EKONOMI PERKOTAAN
Pertumbuhan penduduk yang berlangsung dengan pesat telah menimbulkan dampak terhadap berbagai aspek kehidupan bangsa terutama di wilayah perkotaan. Salah satu aspek yang sangat terasa adalah semakin sulitnya memenuhi kebutuhan perumahan atau tempat tinggal bagi penduduk. Hal itu disebabkan karena terbatasnya kemampuan untuk membangun perumahan yang layak serta semakin terbatasnya lahan perkotaan untuk membangun permukiman yang mencukupi dan memenuhi syarat.
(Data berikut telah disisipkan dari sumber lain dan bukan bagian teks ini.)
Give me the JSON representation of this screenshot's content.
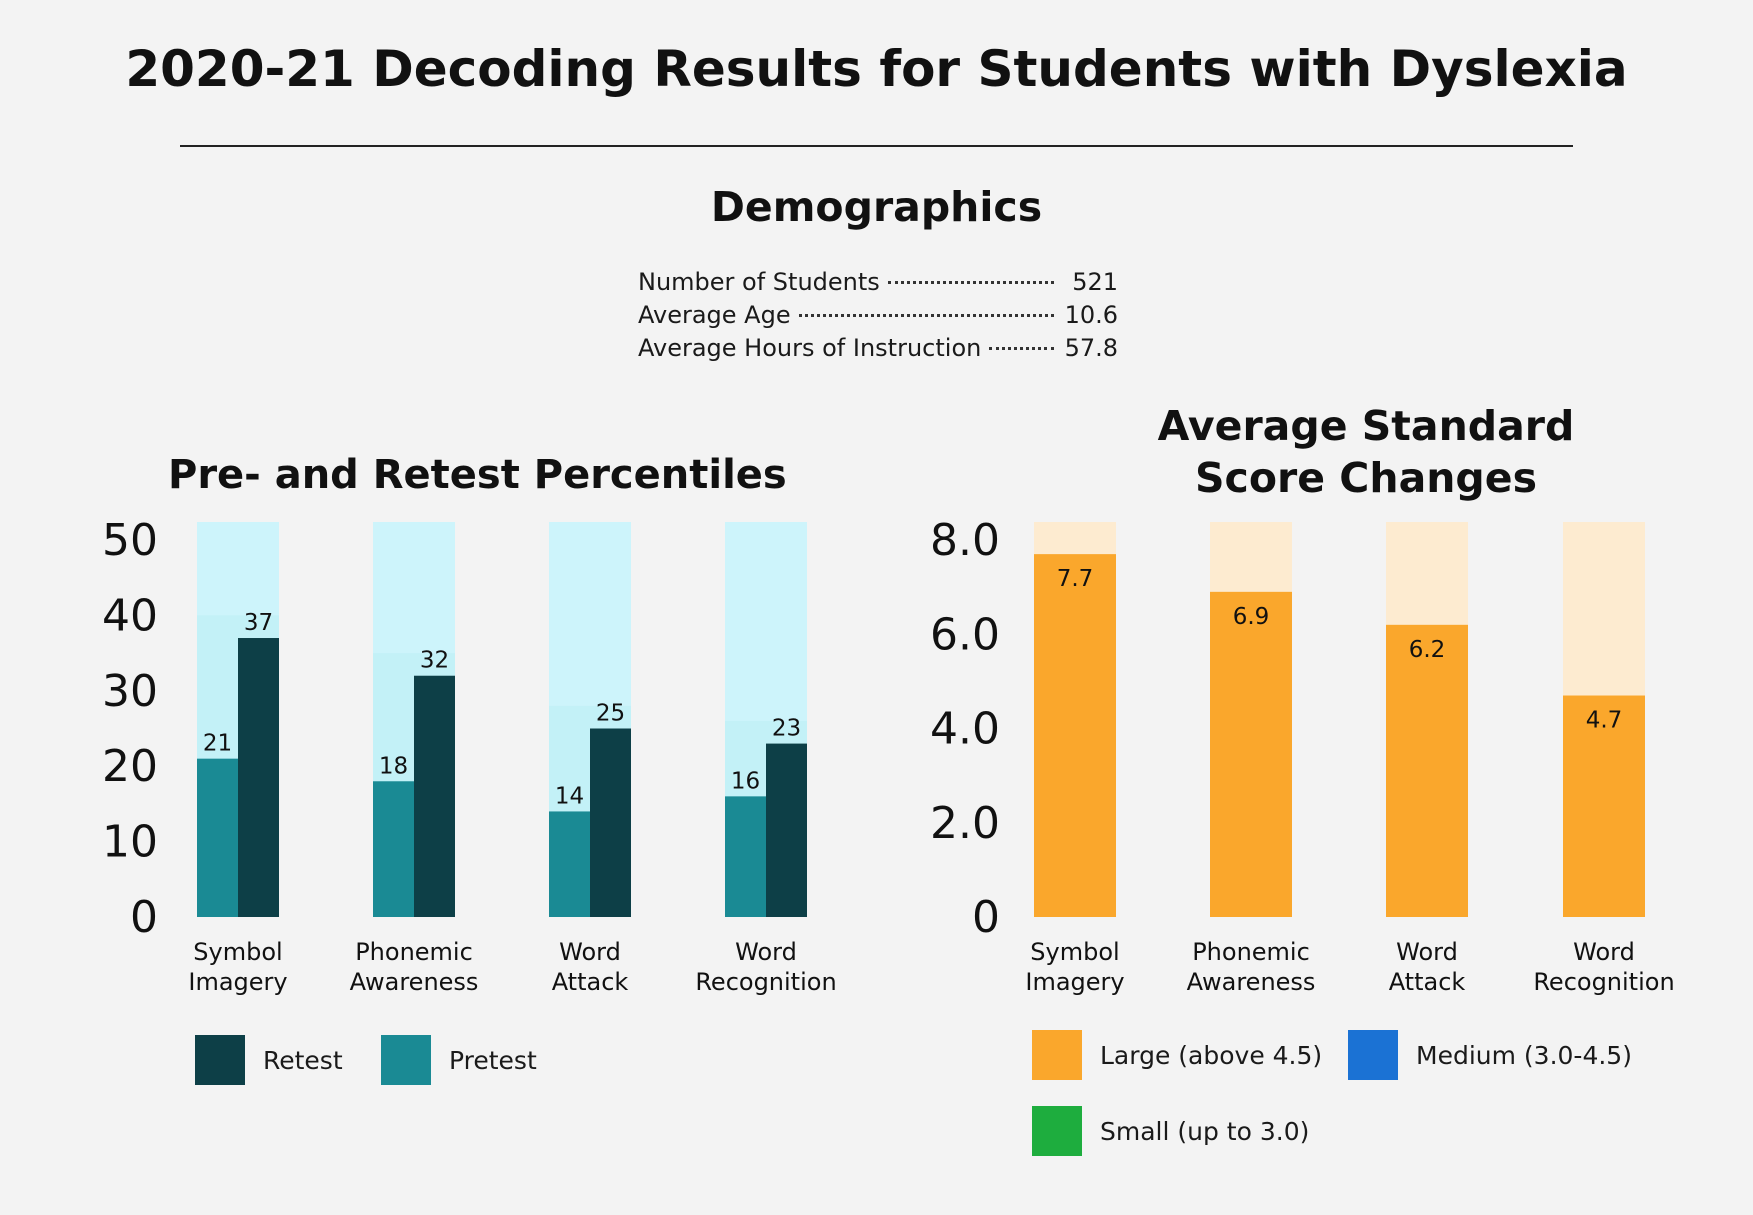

Dalam pembangunan nasional yang telah dilaksanakan, berbagai masalah telah dihadapi. Salah satu diantaranya adalah masalah kependudukan. Hal ini ditandai dengan pertambahan penduduk yang penyebarannya secara proporsional tidak merata, perpindahan penduduk dari desa ke kota (urbanisasi) yang menimbulkan problema sosial, ekonomi, politik dan budaya bagi kota yang didatangi dan desa yang ditinggalkan serta struktur penduduk yang lebih membesar pada usia muda.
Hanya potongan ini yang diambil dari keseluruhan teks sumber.